Reforms to higher education finance: who wins and who loses?

Published on 2 October 2012

The Government’s controversial reforms to higher education funding - involving an increase in the cap on tuition fees to £9,000 per year and the removal of most direct funding for universities - have this month been implemented. However, the new system is substantially more progressive than its predecessor, as the richest graduates are likely to repay ten times as much as the poorest, and would even pay back more than the value of what they borrowed. Here we summarise IFS research assessing who wins and who loses from these reforms.

The Government’s reforms to higher education funding - involving an increase in the cap on tuition fees to £9,000 per year and the removal of most direct funding for teaching - have now been implemented. This has led to greater variation in fees across universities, and even across different subjects within the same university, although average headline fees are, at £8,660 per year, close to the cap.

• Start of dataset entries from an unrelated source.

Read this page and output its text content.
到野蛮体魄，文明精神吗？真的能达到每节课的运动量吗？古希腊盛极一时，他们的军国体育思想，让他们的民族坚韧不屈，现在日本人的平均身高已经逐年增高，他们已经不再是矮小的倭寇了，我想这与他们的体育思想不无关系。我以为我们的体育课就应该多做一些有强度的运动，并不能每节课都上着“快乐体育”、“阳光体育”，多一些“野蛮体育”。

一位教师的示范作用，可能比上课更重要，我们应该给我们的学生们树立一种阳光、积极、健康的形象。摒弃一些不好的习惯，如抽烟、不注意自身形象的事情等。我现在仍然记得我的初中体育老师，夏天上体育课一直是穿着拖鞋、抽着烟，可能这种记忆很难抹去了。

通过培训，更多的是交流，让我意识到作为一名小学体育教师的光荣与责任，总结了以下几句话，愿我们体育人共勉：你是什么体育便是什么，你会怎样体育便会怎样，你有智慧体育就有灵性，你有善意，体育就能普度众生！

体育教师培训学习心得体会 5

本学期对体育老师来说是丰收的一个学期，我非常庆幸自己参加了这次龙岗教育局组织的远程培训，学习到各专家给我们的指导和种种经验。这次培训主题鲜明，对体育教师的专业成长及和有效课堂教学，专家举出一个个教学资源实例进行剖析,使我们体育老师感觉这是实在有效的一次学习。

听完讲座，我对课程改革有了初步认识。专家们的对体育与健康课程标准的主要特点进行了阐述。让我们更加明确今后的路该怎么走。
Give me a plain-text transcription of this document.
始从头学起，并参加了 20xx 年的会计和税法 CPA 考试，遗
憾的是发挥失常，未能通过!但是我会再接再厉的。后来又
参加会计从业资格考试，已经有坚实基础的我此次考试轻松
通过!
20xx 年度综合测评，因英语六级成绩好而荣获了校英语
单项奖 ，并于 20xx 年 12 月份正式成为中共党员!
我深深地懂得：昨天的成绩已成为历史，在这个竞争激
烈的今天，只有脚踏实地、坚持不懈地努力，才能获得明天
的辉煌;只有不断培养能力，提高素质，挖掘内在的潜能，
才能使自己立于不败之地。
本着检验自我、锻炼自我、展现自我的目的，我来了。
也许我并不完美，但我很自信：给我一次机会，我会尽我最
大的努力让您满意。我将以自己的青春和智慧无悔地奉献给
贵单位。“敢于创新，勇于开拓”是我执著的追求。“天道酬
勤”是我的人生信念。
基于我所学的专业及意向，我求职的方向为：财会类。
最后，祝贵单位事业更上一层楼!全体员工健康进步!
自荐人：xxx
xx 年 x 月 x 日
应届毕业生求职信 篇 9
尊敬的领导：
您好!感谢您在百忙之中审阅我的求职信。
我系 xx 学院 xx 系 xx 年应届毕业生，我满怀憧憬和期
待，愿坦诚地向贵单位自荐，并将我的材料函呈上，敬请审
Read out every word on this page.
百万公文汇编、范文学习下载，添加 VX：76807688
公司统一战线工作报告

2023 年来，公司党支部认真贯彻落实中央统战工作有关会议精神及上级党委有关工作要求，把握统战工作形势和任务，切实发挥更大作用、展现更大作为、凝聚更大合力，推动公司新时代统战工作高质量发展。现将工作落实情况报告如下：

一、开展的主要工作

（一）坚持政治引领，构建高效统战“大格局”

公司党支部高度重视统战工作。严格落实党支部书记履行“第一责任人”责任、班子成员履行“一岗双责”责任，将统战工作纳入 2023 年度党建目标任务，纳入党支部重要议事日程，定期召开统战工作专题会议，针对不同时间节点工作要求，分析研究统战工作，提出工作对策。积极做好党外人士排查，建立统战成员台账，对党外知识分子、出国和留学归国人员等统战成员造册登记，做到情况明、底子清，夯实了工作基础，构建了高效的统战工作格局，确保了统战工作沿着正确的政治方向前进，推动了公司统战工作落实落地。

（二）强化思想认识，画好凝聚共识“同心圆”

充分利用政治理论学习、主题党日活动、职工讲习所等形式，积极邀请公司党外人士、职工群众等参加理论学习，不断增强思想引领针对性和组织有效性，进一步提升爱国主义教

Accompanying this, however, are changes designed to make the student finance system more 'progressive'. Its basic principle remains unchanged: loans are available to undergraduates for tuition fees and living costs, which they pay back once in employment. Compared to the old system, however, the earnings threshold above which graduates make repayments has been increased from £15,795 p.a. to £21,000 p.a. (in 2016 prices), the maximum period over which those repayments are made has risen from 25 to 30 years, and many graduates will face above-inflation interest rates for the first time ever. Up-front cash support for most students has also risen, including a £50-million government contribution to the National Scholarship Programme to support students from the poorest backgrounds. This will triple in value to £150 million by 2014.

Recent IFS research, supported by the Nuffield Foundation, provides the first detailed analysis of the financial implications of these reforms for students, graduates, taxpayers and universities. The new system eventually saves the taxpayer around £1800 per graduate, driven by a dramatic cut in direct public funding to universities. But for universities, this cut is more than offset by almost £15,000 in additional fee income per graduate - a 140 per cent rise over the old system. Thus the total amount spent - from both private and public sources - on higher education is expected to increase as a result of these reforms. On average, universities will be better off financially as a consequence.

The average student will also be better off while at university, enjoying an increase in cash support of some 12 per cent. But the main 'winner' from the reforms is the taxpayer while the main 'loser' is the average graduate, marking a significant shift in the burden of higher education funding away from the public sector and towards private individuals.

However, these headline changes for the average graduate mask some important variation. To consider in more detail the impact of the reforms on graduates, we estimate how much each graduate in a cohort would be expected to repay over their working life. Figure 1 shows how this total repayment varies with total lifetime earnings, under the old and new systems. The two lines cross at around the 27th percentile of the earnings distribution; in other words, the poorest 27 per cent of graduates will actually be better off under the new system.

Figure 1. Lifetime repayments under old and new systems

Low-earning graduates benefit from the increase in the earnings threshold, which (combined with the debt write-off after 30 years) ensures that the majority of their loan is never repaid. This makes the new system substantially more progressive than its predecessor: the richest graduates are likely to repay ten times as much as the poorest, and would even pay back more than the value of what they borrowed.

What does this imply for university attendance amongst disadvantaged students? The progressive features of the repayment system should provide some grounds for optimism: as long as students are well informed and not averse to the kind of debt involved - repayments of which only depend on one’s ability to pay - participation rates should not suffer. But there are grounds for concern if students have difficulty understanding the complexities of the new system - which are substantial - or if they are deterred by the prospect of higher borrowing regardless. Efforts to increase participation amongst students from disadvantaged backgrounds will require clear, precise information to be provided about the costs and benefits of going to university in both the short and long run. Only time will tell if that goal has been achieved.